The collection investigated 283 OARE tablets that had expert translations but no transliterations in the available published_texts.csv data. The README states that none overlapped train.csv, all had complete English translations, and transliterations had been found for 53 of 283 at the time the notes were written.
Role in Reproduction
The current reproduction repo’s prepare_sentence_data_23.py defines R4_BASE = DATA_DIR / "missing_283_transliterations" and references Round 2 and Round 4 extracted JSONL files under that path. This means reproduction runs need the corresponding data staged under DATA_DIR/missing_283_transliterations/, or they need to use the pre-extracted Kaggle training data path documented in README.md.

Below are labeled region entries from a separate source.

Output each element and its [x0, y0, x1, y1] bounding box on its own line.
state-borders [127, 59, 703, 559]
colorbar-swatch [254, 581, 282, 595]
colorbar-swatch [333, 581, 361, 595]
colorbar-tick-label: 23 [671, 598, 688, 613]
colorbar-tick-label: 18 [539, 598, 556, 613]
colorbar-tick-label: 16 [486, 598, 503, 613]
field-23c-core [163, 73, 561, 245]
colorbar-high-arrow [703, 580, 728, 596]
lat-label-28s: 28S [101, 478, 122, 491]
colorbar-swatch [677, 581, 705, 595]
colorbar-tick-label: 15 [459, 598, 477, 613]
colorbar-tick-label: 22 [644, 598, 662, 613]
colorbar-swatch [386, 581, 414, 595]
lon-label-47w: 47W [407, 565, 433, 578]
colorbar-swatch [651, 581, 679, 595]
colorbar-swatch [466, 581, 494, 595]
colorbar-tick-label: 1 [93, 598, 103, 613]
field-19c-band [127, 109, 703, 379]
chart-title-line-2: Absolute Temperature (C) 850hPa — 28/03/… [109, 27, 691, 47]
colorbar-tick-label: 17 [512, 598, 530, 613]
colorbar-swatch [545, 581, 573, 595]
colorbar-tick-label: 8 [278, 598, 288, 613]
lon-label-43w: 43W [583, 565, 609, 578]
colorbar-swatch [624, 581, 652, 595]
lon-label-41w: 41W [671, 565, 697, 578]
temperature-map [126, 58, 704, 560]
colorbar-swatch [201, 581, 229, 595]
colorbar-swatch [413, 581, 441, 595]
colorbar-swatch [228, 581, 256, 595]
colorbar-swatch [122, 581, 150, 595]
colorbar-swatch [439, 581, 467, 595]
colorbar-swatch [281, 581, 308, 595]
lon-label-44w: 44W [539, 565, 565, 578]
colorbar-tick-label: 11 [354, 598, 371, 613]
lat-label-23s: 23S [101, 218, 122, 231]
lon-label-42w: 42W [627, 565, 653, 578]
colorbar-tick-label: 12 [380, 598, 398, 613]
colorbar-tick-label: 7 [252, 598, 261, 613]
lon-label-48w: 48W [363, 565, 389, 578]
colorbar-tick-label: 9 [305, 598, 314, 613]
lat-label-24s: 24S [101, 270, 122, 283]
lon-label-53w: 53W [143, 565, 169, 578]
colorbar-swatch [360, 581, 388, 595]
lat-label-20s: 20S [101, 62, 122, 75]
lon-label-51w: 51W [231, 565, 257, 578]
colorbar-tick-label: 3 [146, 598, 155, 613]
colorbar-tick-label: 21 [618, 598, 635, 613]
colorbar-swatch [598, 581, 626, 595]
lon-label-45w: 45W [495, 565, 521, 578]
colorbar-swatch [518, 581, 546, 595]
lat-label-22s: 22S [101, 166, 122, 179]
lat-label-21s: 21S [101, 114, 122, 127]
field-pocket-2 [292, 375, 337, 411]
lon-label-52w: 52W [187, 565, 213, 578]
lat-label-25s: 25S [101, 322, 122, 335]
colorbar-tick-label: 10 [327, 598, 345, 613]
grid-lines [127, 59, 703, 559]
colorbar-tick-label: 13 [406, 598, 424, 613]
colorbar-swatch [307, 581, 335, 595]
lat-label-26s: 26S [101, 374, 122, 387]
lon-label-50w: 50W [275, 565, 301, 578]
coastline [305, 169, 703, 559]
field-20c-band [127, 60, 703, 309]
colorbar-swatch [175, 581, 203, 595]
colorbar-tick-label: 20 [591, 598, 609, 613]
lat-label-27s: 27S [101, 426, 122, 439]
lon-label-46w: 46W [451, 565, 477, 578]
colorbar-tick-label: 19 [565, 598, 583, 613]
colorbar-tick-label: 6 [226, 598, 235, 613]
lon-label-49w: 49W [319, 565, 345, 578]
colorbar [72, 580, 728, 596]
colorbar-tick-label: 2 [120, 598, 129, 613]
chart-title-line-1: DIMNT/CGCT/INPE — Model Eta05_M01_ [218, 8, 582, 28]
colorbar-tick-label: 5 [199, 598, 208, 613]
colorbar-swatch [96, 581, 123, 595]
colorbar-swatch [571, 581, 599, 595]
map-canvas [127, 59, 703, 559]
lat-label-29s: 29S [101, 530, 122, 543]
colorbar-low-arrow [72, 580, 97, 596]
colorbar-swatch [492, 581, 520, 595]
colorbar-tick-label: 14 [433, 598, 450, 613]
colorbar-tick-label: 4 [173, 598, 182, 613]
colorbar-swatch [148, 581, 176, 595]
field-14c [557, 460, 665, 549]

This is a data provenance note for codebase-overview and a practical input requirement for reproducibility-caveats.
Contents
Observed directory-level structure:
round_1/: initial manual collection, including the 283-tablet reference JSON and early source PDFs/HTML.round_2/: Michel and DergiPark sources, with English/Turkish/table/no-transliteration subfolders and extraction outputs.round_3_hecker_hpm/: Hecker/HPM bulk PDF collection and extraction outputs.round_4/: broad Turkish, English, German, Gelb/OIP27, Hecker web, and related sources.round_5_cdli/: CDLI Old Assyrian corpus clone and cross-reference output.round_6/,round_7/,round_8/: later source rounds.extra_1003/: DergiPark and Michel source batches.
Observed inventory on 2026-04-26: 558 files, including 231 PDFs and 170 JSONL files. See brain/raw/transcripts/missing-283-inventory-2026-04-26.md for the raw inventory note.
Training-Data Usage Claimed by Source README
The source README states that selected DergiPark, Michel, Round 2, Round 4, and Hecker HPM translated data were included in the best training data variant, while Round 3 Hecker transliteration-only, Gelb OIP27, HPM HTML scrape, and CDLI were not included.
Treat those claims as historical notes unless re-verified against the current DATA_DIR and prepare_sentence_data_23.py.